When two non-explainers get together you’d think somebody was charging them by the word.
“Cold today.” “Sure is, tomorrow too, maybe snow.” “Right.” “See ya!” that’s where twenty-minute lunches come from, including the sandwich.
You can see the problem coming. Of course, it is when an explainer and a non-explainer try to have a conversation. The explainer drones on about how the Murphy’s had remodeled their kitchen and couldn’t decide on the counter, then the paint, then the cupboards, had trouble with the plumber and on and on. But in the middle of all this she, in this case, slips in, “We are going to the Murphy’s for dinner on Saturday.”
The non-explainer, being a lousy listener – the two go together – has tuned out long ago. His, in this case, mind has wandered to a problem at work or fixing the garage door or whatever.
“You better get dressed.” “Dressed? Why?” “We’re going to the Murphy’s for dinner.” “What? You never told me.” Of course, you’ve never had a conversation like that at your house. Naa, I didn’t think so.
Being a retired newspaper guy, I have yet a different slant on all this explainer-non-explainer business. For there is a place for both in every newsroom.
Let me explain!
Feature writers are explainers. They write the stories that start like this: “John Jones had no way of knowing that last Tuesday would be a life changer, not only for him but for his family.” “Stop off at the grocery store for bread and milk,” his wife texted. Ten paragraphs later we learn he bought a lottery ticket at the store and with that winning ticket he became an overnight millionaire.

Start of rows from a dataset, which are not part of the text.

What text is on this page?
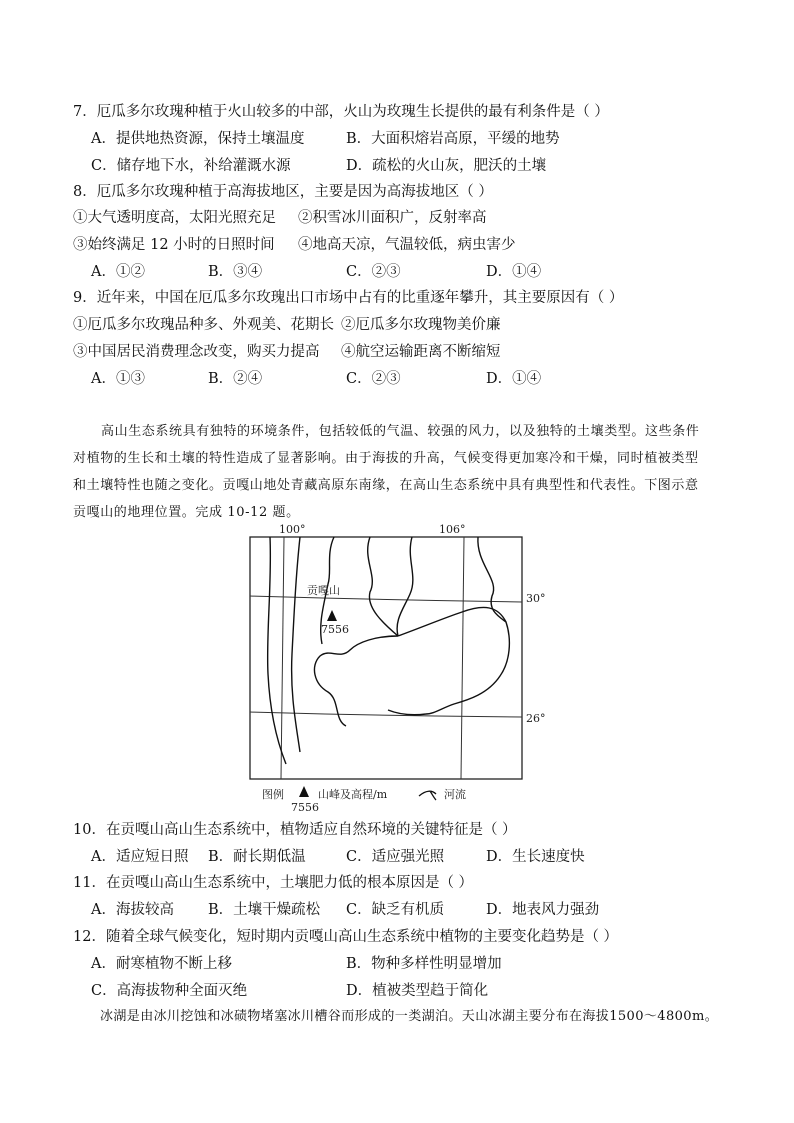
7．厄瓜多尔玫瑰种植于火山较多的中部，火山为玫瑰生长提供的最有利条件是（ ）
A．提供地热资源，保持土壤温度	B．大面积熔岩高原，平缓的地势
C．储存地下水，补给灌溉水源	D．疏松的火山灰，肥沃的土壤
8．厄瓜多尔玫瑰种植于高海拔地区，主要是因为高海拔地区（ ）
①大气透明度高，太阳光照充足 ②积雪冰川面积广，反射率高
③始终满足 12 小时的日照时间 ④地高天凉，气温较低，病虫害少
A．①②	B．③④	C．②③	D．①④
9．近年来，中国在厄瓜多尔玫瑰出口市场中占有的比重逐年攀升，其主要原因有（ ）
①厄瓜多尔玫瑰品种多、外观美、花期长 ②厄瓜多尔玫瑰物美价廉
③中国居民消费理念改变，购买力提高 ④航空运输距离不断缩短
A．①③	B．②④	C．②③	D．①④

高山生态系统具有独特的环境条件，包括较低的气温、较强的风力，以及独特的土壤类型。这些条件

对植物的生长和土壤的特性造成了显著影响。由于海拔的升高，气候变得更加寒冷和干燥，同时植被类型

和土壤特性也随之变化。贡嘎山地处青藏高原东南缘，在高山生态系统中具有典型性和代表性。下图示意

贡嘎山的地理位置。完成 10-12 题。

贡嘎山
7556
100°	106°
30°
26°
图例
7556
山峰及高程/m	河流
10．在贡嘎山高山生态系统中，植物适应自然环境的关键特征是（ ）
A．适应短日照 B．耐长期低温	C．适应强光照	D．生长速度快
11．在贡嘎山高山生态系统中，土壤肥力低的根本原因是（ ）
A．海拔较高 B．土壤干燥疏松 C．缺乏有机质	D．地表风力强劲
12．随着全球气候变化，短时期内贡嘎山高山生态系统中植物的主要变化趋势是（ ）
A．耐寒植物不断上移	B．物种多样性明显增加
C．高海拔物种全面灭绝	D．植被类型趋于简化
冰湖是由冰川挖蚀和冰碛物堵塞冰川槽谷而形成的一类湖泊。天山冰湖主要分布在海拔1500～4800m。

The non-explainer writes so-called hard news. Ever hear of the five W’s: who, what, where, when and why? All of that information should be in the first sentence or for sure in the first paragraph. Here’s how the story would sound from a non-explainer, hard news reporter. “The Quick-Trip on Phillips and 6th Avenue picked up its third big lottery winner this year when John Jones, age 37, of the 1800 block of Simpson Street won a million dollars Tuesday in the Wisconsin School Lottery. ‘Good-bye mortgage, good-bye car payment, hello vacation,’ said the excited winner at a news conference held at lottery headquarters.” End of story.
Now comes the question – can we cure the explainer non-explainer dilemma? Can we somehow move their communication styles closer together? Probably not, but even if we could, would that really be such a good thing? Isn’t there room in this world for feature writers and hard news people? If we were all one type or the other, would not life, not to mention conversation, be just a little less interesting? Let’s celebrate each other’s communication style more and criticize it less.
“And yes, dear, I’m getting dressed now for our dinner at the Murphy’s, and I can’t wait to see their new kitchen.”
Lake Effect essayist Jim Spangler is a retired newspaperman who now lives and writes in Brookfield.